Does it mean changing for the better is impossible? Of course not. But unless one experiences a truly life-changing episode, I don’t think an instant change is possible for most of us. Change is gradual, and for most (if not all) of the time, happens because we’re either looking for pleasure, or avoiding pain.

That’s why resolutions such as “run 5km every single day at 5AM” are probably not going to stick. It’s so painful! Your brain registers pain, pain, pain, and soon it’ll go back to sleeping until 8AM. I think, the key to lasting change is being gentle with your brain: push yourself hard enough that you experience pleasure, but no more. That way your brain registers your new habit as a pleasurable thing to do, and not a painful activity to avoid.

That’s why, while I don’t have any resolutions this year, I promised myself I am going to take it easy. I’m going to continue improving my exercise routine. I’m going to continue improving my brain exercise routine. I’m going to continue improving my diet.

But gone are the days of “starting from January 1st, I’m going to <insert drastic painful changes>”.

Because that doesn’t work. What works are gentle, gradual changes. Here’s to a gentler, but consequently more productive 2014!

Tiny Baby Steps to Good Habits

Installing a new habit is hard. Really hard. Especially, it seems, when it’s a good habit.

Bad habits? Damn, we don’t even have to try, do we?
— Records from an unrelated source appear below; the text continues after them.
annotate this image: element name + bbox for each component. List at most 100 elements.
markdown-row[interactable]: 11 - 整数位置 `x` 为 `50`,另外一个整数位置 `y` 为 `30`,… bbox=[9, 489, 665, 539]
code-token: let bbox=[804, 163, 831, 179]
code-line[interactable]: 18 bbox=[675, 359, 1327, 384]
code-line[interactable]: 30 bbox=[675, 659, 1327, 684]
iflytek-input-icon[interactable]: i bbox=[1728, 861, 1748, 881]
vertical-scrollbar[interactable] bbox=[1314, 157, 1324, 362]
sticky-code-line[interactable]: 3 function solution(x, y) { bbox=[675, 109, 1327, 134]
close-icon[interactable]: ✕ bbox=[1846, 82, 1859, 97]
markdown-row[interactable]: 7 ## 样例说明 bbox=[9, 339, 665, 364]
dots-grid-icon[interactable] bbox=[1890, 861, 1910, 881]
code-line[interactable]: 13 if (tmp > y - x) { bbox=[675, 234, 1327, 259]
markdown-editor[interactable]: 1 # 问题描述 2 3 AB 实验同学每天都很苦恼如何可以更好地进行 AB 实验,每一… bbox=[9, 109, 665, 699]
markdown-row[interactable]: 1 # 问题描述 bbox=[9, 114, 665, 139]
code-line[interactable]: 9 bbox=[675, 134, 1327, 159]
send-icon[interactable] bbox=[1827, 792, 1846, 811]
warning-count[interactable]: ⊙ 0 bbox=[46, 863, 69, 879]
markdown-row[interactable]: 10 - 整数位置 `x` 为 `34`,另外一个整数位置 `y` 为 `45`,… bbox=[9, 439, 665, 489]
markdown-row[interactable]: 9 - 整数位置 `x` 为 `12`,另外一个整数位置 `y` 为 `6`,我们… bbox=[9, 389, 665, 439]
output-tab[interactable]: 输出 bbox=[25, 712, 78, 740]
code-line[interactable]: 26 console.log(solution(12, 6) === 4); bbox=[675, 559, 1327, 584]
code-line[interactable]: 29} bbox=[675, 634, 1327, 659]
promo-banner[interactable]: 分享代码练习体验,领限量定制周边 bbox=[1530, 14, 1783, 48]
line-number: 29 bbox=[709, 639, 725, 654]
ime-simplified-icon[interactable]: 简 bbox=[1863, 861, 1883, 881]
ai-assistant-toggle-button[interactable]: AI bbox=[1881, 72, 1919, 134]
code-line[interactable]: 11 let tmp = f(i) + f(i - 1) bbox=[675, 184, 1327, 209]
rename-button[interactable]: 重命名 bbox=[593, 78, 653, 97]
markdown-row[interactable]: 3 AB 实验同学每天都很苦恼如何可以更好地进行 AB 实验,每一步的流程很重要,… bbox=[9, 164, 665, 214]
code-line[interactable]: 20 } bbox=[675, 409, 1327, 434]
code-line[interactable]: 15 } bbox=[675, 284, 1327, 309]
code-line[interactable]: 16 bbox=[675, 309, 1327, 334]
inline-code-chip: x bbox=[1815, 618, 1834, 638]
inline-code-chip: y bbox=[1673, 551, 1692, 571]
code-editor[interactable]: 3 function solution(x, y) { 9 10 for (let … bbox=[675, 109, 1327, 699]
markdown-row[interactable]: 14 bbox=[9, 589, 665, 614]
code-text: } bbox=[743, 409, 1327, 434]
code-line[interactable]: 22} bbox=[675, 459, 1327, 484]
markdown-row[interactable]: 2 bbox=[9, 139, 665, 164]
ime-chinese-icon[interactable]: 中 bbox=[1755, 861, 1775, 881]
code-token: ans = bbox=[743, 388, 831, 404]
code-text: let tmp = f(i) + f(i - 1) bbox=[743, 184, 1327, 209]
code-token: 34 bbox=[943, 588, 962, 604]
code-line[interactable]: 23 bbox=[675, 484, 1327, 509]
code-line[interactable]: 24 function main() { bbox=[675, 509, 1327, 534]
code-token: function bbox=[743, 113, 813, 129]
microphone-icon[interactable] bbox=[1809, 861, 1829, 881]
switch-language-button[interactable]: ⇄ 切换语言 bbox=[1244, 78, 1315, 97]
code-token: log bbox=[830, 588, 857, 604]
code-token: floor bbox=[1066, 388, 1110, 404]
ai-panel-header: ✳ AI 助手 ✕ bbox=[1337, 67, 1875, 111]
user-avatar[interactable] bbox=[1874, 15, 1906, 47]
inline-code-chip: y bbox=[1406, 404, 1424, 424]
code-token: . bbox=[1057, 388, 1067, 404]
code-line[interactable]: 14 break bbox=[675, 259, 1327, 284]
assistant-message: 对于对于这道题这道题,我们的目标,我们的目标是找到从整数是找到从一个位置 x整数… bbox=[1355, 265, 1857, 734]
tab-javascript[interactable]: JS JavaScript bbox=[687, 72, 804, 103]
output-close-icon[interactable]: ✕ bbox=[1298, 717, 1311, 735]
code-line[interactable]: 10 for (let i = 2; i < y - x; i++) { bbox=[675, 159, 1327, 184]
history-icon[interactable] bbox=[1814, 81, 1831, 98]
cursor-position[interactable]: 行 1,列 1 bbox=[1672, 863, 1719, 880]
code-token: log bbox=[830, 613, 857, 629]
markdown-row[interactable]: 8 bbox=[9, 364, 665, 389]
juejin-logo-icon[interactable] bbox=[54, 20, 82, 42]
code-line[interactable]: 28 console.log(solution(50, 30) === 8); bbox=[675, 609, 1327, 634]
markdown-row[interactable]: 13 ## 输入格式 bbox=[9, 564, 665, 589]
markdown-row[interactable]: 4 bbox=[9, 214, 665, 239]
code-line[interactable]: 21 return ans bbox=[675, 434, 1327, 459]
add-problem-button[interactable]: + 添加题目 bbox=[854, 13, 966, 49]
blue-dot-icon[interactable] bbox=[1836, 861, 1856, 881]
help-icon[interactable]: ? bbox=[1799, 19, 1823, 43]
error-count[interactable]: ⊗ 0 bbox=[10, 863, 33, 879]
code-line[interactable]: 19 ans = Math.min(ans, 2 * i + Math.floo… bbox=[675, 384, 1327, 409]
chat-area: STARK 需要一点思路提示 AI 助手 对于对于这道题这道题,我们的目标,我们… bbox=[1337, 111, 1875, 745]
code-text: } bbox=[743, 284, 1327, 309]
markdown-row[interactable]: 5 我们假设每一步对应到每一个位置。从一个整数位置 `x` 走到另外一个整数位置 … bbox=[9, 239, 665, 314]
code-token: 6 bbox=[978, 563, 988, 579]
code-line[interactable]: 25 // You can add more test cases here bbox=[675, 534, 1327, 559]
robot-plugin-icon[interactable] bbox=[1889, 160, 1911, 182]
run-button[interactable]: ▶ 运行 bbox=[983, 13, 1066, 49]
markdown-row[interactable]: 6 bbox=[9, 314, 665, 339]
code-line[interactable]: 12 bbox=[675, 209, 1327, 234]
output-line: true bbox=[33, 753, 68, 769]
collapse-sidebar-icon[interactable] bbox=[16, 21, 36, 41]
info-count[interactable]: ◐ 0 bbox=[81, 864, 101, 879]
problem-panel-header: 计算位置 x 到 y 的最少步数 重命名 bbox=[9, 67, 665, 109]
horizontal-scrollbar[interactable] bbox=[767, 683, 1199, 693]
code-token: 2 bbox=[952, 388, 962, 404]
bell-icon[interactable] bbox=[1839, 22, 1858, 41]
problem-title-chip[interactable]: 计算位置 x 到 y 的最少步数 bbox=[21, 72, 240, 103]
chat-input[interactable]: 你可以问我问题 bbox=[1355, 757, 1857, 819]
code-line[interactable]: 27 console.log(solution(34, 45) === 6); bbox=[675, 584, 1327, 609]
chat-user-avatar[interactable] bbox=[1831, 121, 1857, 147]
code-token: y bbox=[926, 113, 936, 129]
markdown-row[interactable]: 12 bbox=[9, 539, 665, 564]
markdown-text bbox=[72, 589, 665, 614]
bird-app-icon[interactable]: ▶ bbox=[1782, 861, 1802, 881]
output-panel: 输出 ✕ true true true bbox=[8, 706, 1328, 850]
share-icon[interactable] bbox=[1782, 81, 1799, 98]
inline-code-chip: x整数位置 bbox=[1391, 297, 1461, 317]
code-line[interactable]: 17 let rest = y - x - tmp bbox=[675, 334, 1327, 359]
Habits that make you hate yourself after you’ve done it for the millionth time… those are the ones that are the easiest to stick forever.

I don’t know about you, I’ve tried the 18, 21, 28, 30-day program before, and they didn’t work. While I was able to stick to the habit for 18, 21, 28, 30, whatever days… after that I simply stopped doing it.

Some of you (yes, you, one of the 3 or 4 people who are read this blog) know that I’ve put up USD3500 into a commitment to blog about CFA level 3 exam material regularly. The idea is that doing this helps ensuring that I’m familiar with the material and I start preparing early.

But it’s hard. It’s hard to make the habit stick. I have the material in my iPad, and when I open my iPad after a hard day of work, what do I do? I open a Marvel comic. Is it a matter of willpower? Is it a matter of motivation? Maybe and maybe.

Which is why I found this approach so interesting. The idea is that you start with such tiny baby steps, that willpower and motivation don’t even come into the picture. If you can’t even take these tiny baby steps, then you might want to ask yourself again whether you really want the habit in the first place!

We will see. I have joined the Sept 10-14 session — let’s see if it works!